HM Treasury is to provide HMRC with an additional 2,250 tax inspectors in the crackdown on tax avoidance by the UK's more wealthy.
These recruits will join a new unit that will concentrate on anti-evasion and avoidance targeting around 350,000 taxpayers. More than 1,000 of the new vacancies have already been advertised.
At the Liberal Democrat’s annual conference last month, Danny Alexander, chief secretary to the Treasury, singled out the 350,000 wealthiest taxpayers who either pay or should pay the 50% rate of tax and vowed that they will be hunted down until they pay their fair share.
Mr Alexander confirmed that fair taxation of the wealthiest was key to the coalition's deficit reduction plan but that they would be willing to consider any better suggestions.

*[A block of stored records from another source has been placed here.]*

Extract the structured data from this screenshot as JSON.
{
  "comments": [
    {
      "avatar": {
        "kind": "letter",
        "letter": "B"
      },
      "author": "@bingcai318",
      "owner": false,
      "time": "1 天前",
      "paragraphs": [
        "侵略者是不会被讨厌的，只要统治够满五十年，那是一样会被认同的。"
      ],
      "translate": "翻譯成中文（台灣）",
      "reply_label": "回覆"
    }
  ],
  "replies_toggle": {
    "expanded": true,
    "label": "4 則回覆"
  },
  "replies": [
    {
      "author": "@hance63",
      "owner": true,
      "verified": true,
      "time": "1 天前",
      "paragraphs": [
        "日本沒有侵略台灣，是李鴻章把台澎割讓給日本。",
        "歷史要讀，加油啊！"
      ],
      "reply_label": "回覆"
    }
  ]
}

Closing the tax gap, the difference between HMRC's reckoning and the actual amount collected, is a priority for the government and only last year the Chancellor pledged £917 million of funding to assist HMRC's assault on tax avoidance and reaching the target of an additional £7 billion of revenue by 2015. According to Mr Alexander, the government is well on their way to raising £2 billion of this in this year.
The amount of uncollected tax in 2009-10 was £35 billion, which was an improvement of £4 billion from the previous year. Although this compares more favourably with some countries who publish their tax gaps, it still represents a sizeable revenue loss that this country can ill afford to forsake.